Acara ini berlangsung di Kampus UKI pada hari Selasa, 11 Juni 2024. Seminar ini dibuka dengan sambutan dari Dekan Fakultas Ilmu Sosial dan Ilmu Politik Universitas Kristen Indonesia (FISIP UKI), Verdinand Robertua.
Menurutnya, kegiatan ini sangat penting untuk memperkaya pendidikan, khususnya dalam bidang keamanan, ekonomi, dan lingkungan, serta memberikan wawasan baru. Seminar ini diadakan untuk membahas isu spyware dan menegaskan pentingnya regulasi yang dapat mengakomodasi keamanan nasional dan hak-hak sipil secara seimbang.

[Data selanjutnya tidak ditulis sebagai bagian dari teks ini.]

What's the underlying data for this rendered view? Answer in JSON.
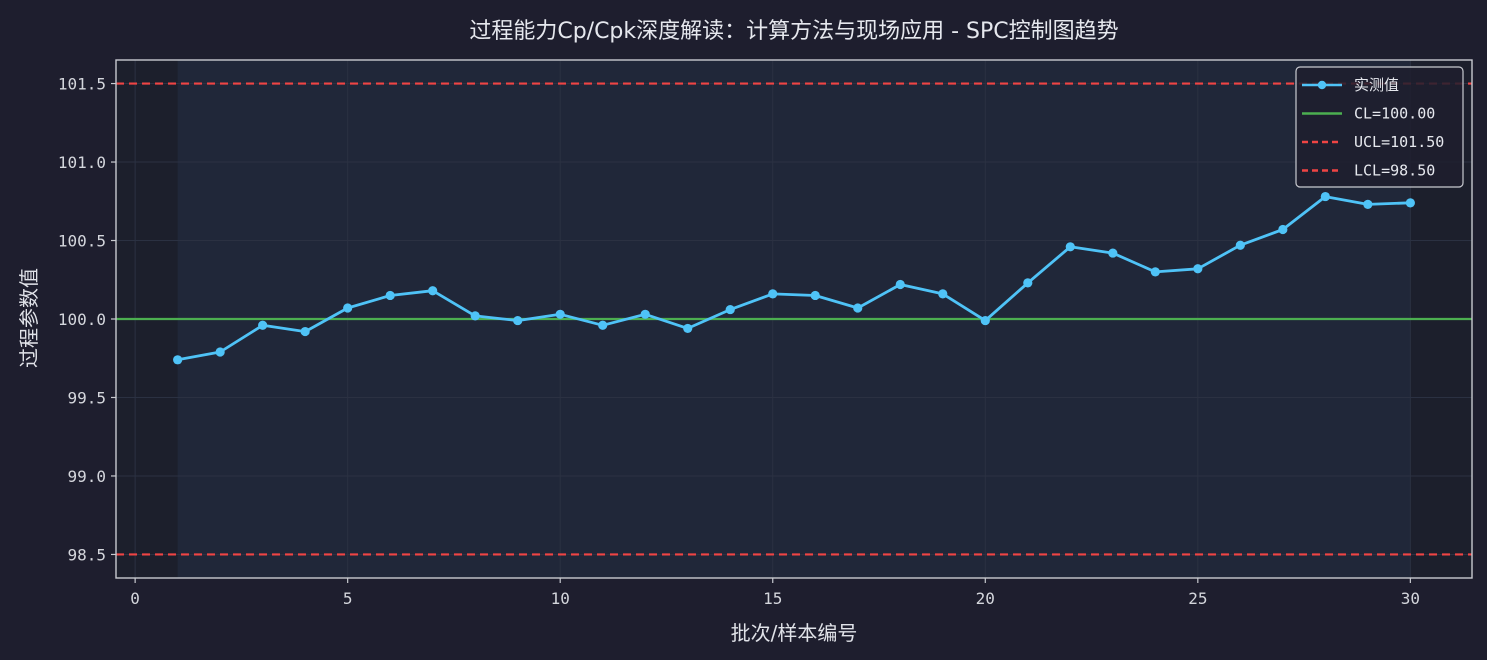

“Dalam kegiatan ini juga hadir berbagai pakar dan praktisi di bidangnya. Diharapkan seminar ini dapat memberikan kontribusi nyata dalam perumusan kebijakan yang lebih baik di masa depan,” ungkapnya.
Selain itu, katanya seminar ini juga menyoroti pentingnya regulasi yang seimbang antara keamanan nasional dan hak-hak sipil. Melalui diskusi mendalam dan pandangan beragam dari para ahli dan praktisi, acara ini diharapkan bisa memberikan wawasan baru dan membuka ruang dialog yang konstruktif mengenai masa depan regulasi spionase di Indonesia.

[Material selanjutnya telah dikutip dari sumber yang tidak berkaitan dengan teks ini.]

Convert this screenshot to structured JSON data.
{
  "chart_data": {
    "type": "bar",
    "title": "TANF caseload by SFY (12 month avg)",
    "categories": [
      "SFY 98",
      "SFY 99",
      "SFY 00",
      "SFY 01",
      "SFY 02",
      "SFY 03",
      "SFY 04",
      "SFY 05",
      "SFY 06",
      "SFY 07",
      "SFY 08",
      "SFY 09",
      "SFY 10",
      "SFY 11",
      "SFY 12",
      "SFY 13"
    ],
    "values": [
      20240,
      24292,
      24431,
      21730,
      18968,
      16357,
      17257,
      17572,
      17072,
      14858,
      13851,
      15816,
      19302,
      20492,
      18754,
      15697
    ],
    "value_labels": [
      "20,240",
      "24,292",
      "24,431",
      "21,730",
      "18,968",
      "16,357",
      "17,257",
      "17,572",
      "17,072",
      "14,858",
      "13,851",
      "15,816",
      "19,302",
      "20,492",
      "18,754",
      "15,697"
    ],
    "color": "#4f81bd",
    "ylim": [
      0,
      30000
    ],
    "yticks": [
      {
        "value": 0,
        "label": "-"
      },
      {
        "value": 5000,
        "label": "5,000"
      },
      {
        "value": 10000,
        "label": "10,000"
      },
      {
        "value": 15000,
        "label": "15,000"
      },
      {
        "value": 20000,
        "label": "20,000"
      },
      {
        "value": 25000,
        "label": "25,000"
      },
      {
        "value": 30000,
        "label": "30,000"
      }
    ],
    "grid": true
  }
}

“Dengan demikian, Indonesia dapat menghadapi tantangan keamanan yang semakin kompleks di era digital ini dengan lebih siap dan responsif,” jelasnya.
Guru Besar Keamanan Internasional UKI, Angel Damayanti, memberikan pandangan mengenai RUU spionase, norma, dan etika dalam memperoleh informasi, serta pentingnya kejelasan dalam mendefinisikan ancaman untuk membuat regulasi yang efektif.

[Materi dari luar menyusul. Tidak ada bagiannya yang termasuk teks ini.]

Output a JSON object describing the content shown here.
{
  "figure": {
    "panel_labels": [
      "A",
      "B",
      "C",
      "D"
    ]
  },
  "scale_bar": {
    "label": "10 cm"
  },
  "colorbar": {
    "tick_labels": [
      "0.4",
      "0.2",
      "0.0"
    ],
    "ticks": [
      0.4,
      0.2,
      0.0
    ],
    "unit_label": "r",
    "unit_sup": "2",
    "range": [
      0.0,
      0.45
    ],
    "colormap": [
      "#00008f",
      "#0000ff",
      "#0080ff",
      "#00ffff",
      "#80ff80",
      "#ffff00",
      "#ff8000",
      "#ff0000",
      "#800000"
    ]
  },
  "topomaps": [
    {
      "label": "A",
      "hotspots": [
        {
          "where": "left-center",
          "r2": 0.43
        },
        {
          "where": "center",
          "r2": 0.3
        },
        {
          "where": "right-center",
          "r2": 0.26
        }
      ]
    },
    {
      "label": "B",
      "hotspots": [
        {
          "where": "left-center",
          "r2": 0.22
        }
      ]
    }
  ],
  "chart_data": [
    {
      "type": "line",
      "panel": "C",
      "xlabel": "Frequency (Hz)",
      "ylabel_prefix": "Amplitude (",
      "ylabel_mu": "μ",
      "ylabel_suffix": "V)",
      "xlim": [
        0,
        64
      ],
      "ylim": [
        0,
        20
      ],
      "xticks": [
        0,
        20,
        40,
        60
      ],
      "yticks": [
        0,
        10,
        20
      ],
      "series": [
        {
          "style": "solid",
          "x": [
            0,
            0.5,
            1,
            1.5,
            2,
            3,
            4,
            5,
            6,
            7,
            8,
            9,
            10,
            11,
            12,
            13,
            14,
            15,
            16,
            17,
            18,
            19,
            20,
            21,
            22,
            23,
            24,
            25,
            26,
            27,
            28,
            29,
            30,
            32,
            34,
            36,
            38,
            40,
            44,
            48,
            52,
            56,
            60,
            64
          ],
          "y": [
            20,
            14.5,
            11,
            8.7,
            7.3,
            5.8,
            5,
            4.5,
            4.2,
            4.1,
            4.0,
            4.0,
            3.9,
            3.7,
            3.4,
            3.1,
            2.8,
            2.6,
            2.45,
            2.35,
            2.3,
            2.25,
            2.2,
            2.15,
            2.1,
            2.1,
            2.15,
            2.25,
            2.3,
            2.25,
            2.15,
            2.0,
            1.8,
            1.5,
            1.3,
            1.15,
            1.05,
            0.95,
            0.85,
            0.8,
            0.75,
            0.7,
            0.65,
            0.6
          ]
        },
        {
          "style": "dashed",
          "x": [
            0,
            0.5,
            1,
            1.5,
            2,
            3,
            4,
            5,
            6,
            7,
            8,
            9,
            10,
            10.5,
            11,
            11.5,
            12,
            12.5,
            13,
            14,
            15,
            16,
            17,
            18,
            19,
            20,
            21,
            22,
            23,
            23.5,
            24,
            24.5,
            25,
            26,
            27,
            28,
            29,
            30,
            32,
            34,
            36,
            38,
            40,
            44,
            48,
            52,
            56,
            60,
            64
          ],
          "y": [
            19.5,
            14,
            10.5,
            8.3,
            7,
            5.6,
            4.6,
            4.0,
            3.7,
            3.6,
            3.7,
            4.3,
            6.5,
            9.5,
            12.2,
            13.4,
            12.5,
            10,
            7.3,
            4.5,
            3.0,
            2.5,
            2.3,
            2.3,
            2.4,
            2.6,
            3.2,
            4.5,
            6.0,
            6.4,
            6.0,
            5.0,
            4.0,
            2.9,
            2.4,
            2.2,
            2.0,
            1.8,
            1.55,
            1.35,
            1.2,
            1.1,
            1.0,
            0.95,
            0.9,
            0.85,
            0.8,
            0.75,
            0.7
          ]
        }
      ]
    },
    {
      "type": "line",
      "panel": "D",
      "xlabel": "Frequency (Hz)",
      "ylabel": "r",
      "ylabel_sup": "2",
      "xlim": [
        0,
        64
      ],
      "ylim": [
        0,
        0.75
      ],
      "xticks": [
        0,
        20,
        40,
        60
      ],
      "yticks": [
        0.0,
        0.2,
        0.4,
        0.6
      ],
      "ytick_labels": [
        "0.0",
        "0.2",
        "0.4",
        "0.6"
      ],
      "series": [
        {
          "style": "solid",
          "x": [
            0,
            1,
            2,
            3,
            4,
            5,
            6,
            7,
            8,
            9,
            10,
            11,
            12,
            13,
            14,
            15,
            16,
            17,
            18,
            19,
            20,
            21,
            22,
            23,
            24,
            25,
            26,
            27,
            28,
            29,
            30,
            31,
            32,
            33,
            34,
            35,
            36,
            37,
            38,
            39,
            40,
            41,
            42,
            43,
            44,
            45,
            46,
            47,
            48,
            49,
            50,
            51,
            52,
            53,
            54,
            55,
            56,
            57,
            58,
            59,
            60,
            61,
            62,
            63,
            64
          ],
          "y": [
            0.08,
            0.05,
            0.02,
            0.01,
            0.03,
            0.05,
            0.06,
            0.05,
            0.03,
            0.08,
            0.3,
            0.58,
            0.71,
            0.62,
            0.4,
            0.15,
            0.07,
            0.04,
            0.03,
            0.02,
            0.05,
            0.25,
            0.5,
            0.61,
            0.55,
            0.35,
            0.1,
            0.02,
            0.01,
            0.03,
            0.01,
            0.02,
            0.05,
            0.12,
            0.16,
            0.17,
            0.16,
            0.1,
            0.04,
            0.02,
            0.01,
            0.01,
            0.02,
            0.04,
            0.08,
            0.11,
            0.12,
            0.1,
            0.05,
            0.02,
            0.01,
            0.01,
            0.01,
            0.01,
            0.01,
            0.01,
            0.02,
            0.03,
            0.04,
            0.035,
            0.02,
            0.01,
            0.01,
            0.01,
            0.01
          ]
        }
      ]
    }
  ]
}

Angel menegaskan bahwa dalam pembuatan RUU, penting untuk menyamakan persepsi tentang apa yang disebut sebagai ancaman.
“Misalnya, dalam kasus terorisme, ada perbedaan pandangan tentang apakah perempuan, remaja, dan anak dianggap sebagai korban, pelaku, atau ancaman?,” ungkapnya.
Ia juga menyoroti masalah e-commerce yang sering kali digunakan untuk membeli alat-alat pembuatan bom untuk menjalankan aksi-aksi terorisme, yang harus mendapat perhatian serius.
“RUU ini harus jelas mengatur apakah barang bukti digital yang diambil melalui spionase dapat digunakan untuk mengadili kasus terorisme, yang akan membantu hakim dalam memberikan hukuman yang lebih adil,” jelas Angel.